By Gillian Hayes, University of California, Irvine, FitBaby Principal Investigator
Last week I got one of those emails you hope never to get. A young child, a participant in a former study, had passed away. I don’t know the medical details of her death, but I do know the child had a severe infection. She was sent home from the hospital with the hope that she had only a small infection, and her parents were instructed to bring her back only if she began to pass blood.

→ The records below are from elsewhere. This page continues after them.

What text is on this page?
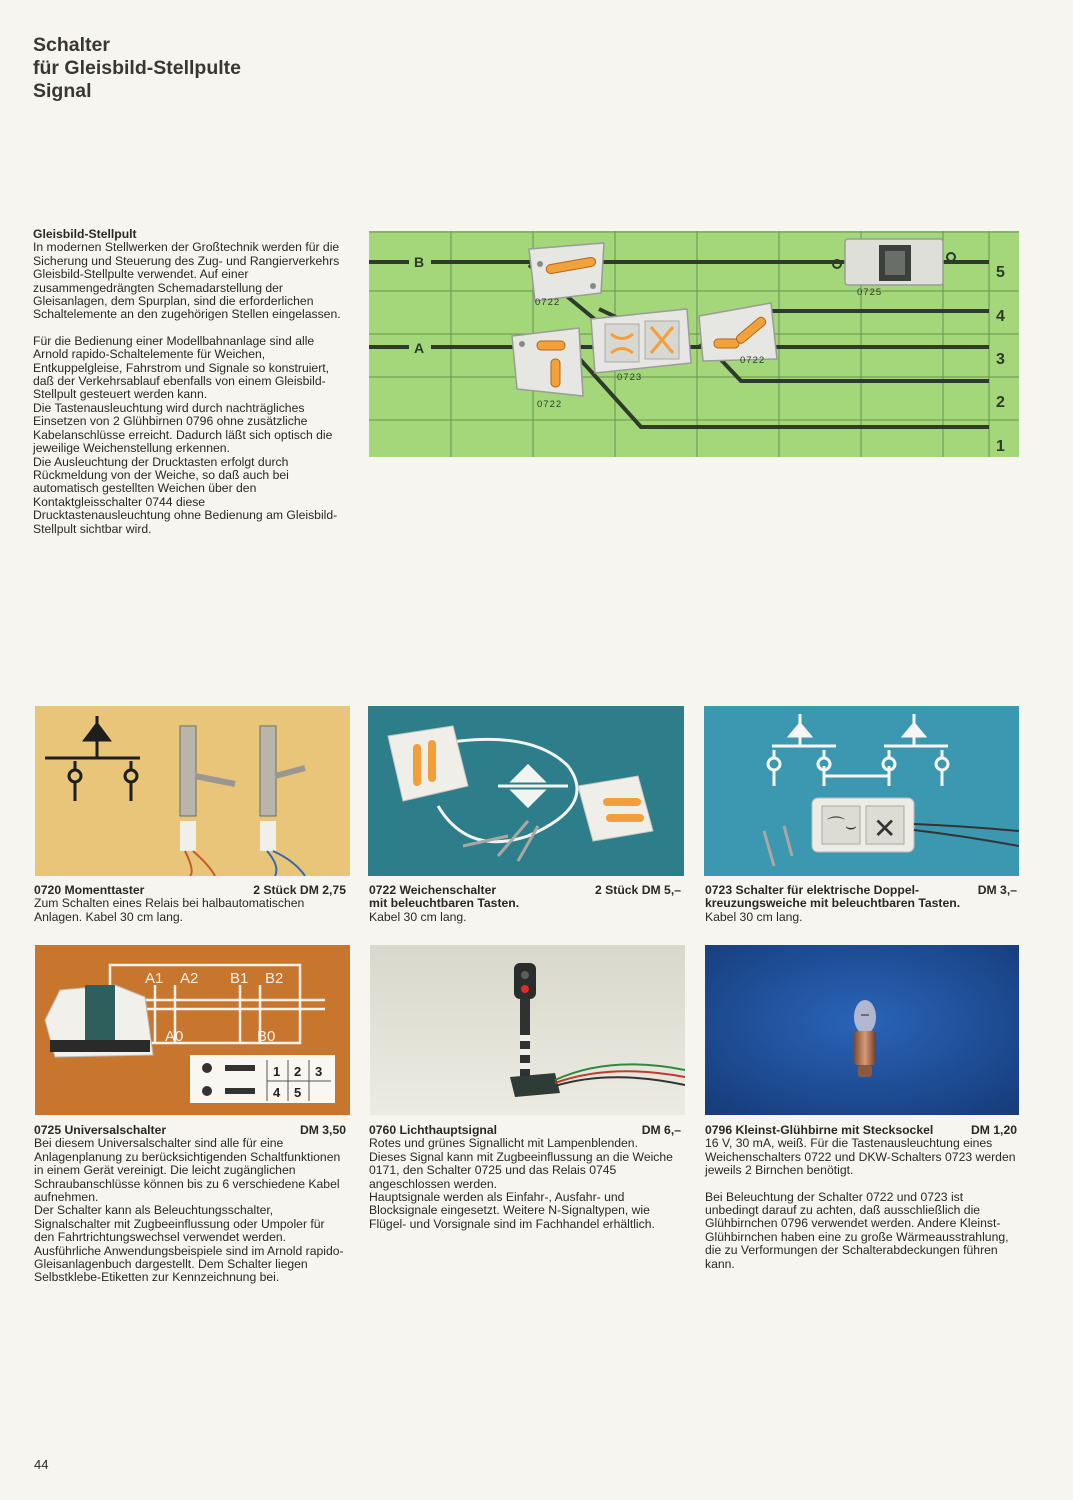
Schalter
für Gleisbild-Stellpulte
Signal
Gleisbild-Stellpult

In modernen Stellwerken der Großtechnik werden für die Sicherung und Steuerung des Zug- und Rangierverkehrs Gleisbild-Stellpulte verwendet. Auf einer zusammengedrängten Schemadarstellung der Gleisanlagen, dem Spurplan, sind die erforderlichen Schaltelemente an den zugehörigen Stellen eingelassen.

Für die Bedienung einer Modellbahnanlage sind alle Arnold rapido-Schaltelemente für Weichen, Entkuppelgleise, Fahrstrom und Signale so konstruiert, daß der Verkehrsablauf ebenfalls von einem Gleisbild-Stellpult gesteuert werden kann.

Die Tastenausleuchtung wird durch nachträgliches Einsetzen von 2 Glühbirnen 0796 ohne zusätzliche Kabelanschlüsse erreicht. Dadurch läßt sich optisch die jeweilige Weichenstellung erkennen.

Die Ausleuchtung der Drucktasten erfolgt durch Rückmeldung von der Weiche, so daß auch bei automatisch gestellten Weichen über den Kontaktgleisschalter 0744 diese Drucktastenausleuchtung ohne Bedienung am Gleisbild-Stellpult sichtbar wird.

B
A
5
4
3
2
1
0722
0723
0722
0722
0725
0720 Momenttaster	2 Stück DM 2,75

Zum Schalten eines Relais bei halbautomatischen Anlagen. Kabel 30 cm lang.

0722 Weichenschalter	2 Stück DM 5,–
mit beleuchtbaren Tasten.

Kabel 30 cm lang.

⌒⌣ ✕
0723 Schalter für elektrische Doppel-	DM 3,–
kreuzungsweiche mit beleuchtbaren Tasten.

Kabel 30 cm lang.

A1 A2 B1 B2
A0	B0
1 2 3
4 5
0725 Universalschalter	DM 3,50

Bei diesem Universalschalter sind alle für eine Anlagenplanung zu berücksichtigenden Schaltfunktionen in einem Gerät vereinigt. Die leicht zugänglichen Schraubanschlüsse können bis zu 6 verschiedene Kabel aufnehmen.

Der Schalter kann als Beleuchtungsschalter, Signalschalter mit Zugbeeinflussung oder Umpoler für den Fahrtrichtungswechsel verwendet werden. Ausführliche Anwendungsbeispiele sind im Arnold rapido-Gleisanlagenbuch dargestellt. Dem Schalter liegen Selbstklebe-Etiketten zur Kennzeichnung bei.

0760 Lichthauptsignal	DM 6,–

Rotes und grünes Signallicht mit Lampenblenden.

Dieses Signal kann mit Zugbeeinflussung an die Weiche 0171, den Schalter 0725 und das Relais 0745 angeschlossen werden.

Hauptsignale werden als Einfahr-, Ausfahr- und Blocksignale eingesetzt. Weitere N-Signaltypen, wie Flügel- und Vorsignale sind im Fachhandel erhältlich.

0796 Kleinst-Glühbirne mit Stecksockel	DM 1,20

16 V, 30 mA, weiß. Für die Tastenausleuchtung eines Weichenschalters 0722 und DKW-Schalters 0723 werden jeweils 2 Birnchen benötigt.

Bei Beleuchtung der Schalter 0722 und 0723 ist unbedingt darauf zu achten, daß ausschließlich die Glühbirnchen 0796 verwendet werden. Andere Kleinst-Glühbirnchen haben eine zu große Wärmeausstrahlung, die zu Verformungen der Schalterabdeckungen führen kann.

44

Commonly seen at any hospital, the available resources are continually constrained, and often those children who do not seem to be the sickest are sent home with medication to rest and recover away from the kind of powerful monitoring equipment and medical expertise available at the hospital, sometimes with devastating consequences. Further complicating the situation, research would suggest that the parents, not native English speakers, most likely had difficulty in communicating with the physicians about their daughter’s condition.
Unfortunately, this is not the first time I have experienced the death of a research participant. During my doctoral work, a child enrolled in one of my studies had a fatal heart complication. The videos we took of her for our research are some of the last images of her alive. There have been other heartbreaking events during my research since. This is only the latest, but I am sure not the last.

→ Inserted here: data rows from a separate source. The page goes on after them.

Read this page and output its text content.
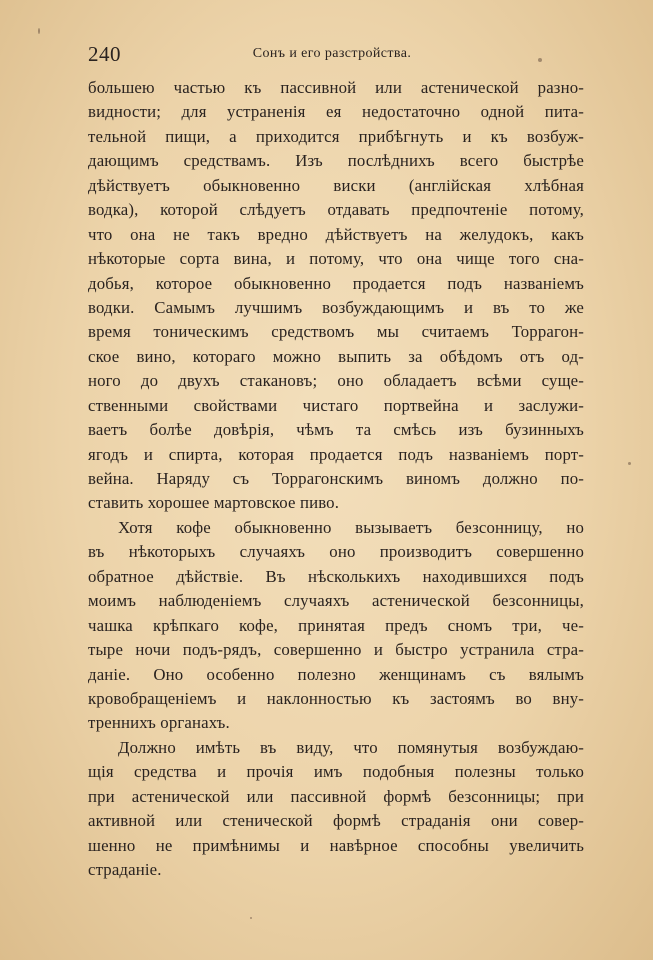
240	Сонъ и его разстройства.
большею частью къ пассивной или астенической разно-
видности; для устраненія ея недостаточно одной пита-
тельной пищи, а приходится прибѣгнуть и къ возбуж-
дающимъ средствамъ. Изъ послѣднихъ всего быстрѣе
дѣйствуетъ обыкновенно виски (англійская хлѣбная
водка), которой слѣдуетъ отдавать предпочтеніе потому,
что она не такъ вредно дѣйствуетъ на желудокъ, какъ
нѣкоторые сорта вина, и потому, что она чище того сна-
добья, которое обыкновенно продается подъ названіемъ
водки. Самымъ лучшимъ возбуждающимъ и въ то же
время тоническимъ средствомъ мы считаемъ Торрагон-
ское вино, котораго можно выпить за обѣдомъ отъ од-
ного до двухъ стакановъ; оно обладаетъ всѣми суще-
ственными свойствами чистаго портвейна и заслужи-
ваетъ болѣе довѣрія, чѣмъ та смѣсь изъ бузинныхъ
ягодъ и спирта, которая продается подъ названіемъ порт-
вейна. Наряду съ Торрагонскимъ виномъ должно по-
ставить хорошее мартовское пиво.
Хотя кофе обыкновенно вызываетъ безсонницу, но
въ нѣкоторыхъ случаяхъ оно производитъ совершенно
обратное дѣйствіе. Въ нѣсколькихъ находившихся подъ
моимъ наблюденіемъ случаяхъ астенической безсонницы,
чашка крѣпкаго кофе, принятая предъ сномъ три, че-
тыре ночи подъ-рядъ, совершенно и быстро устранила стра-
даніе. Оно особенно полезно женщинамъ съ вялымъ
кровобращеніемъ и наклонностью къ застоямъ во вну-
треннихъ органахъ.
Должно имѣть въ виду, что помянутыя возбуждаю-
щія средства и прочія имъ подобныя полезны только
при астенической или пассивной формѣ безсонницы; при
активной или стенической формѣ страданія они совер-
шенно не примѣнимы и навѣрное способны увеличить
страданіе.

To the medical researchers and clinicians reading this blog, perhaps these life experiences are familiar. Sadly, every day, in hospitals and homes around the world, patients are dying. For me, however, as a professor in Information and Computer Science, these experiences can be a bit jarring—particularly when I compare them with the kinds of everyday experiences my colleagues have with participants in their studies.
As sad as these events can be, however, they serve an important purpose. They remind me why we are doing what we are doing. As designers and inventors of new technologies, we may not be creating the next great vaccine or finding new therapies for stem cells, but in our own way, we are creating tools to help heal. It is my sincere hope that infants and toddlers like the one who recently passed will not be sent home from the clinic with assurances of a quick recovery if all of the information we are collecting and sharing is available to the parents and their physicians. I hope that more information and more empowered parents can improve communication with providers and that those providers will listen, incorporate this information into their practices and at the end of the day, patients will receive better care.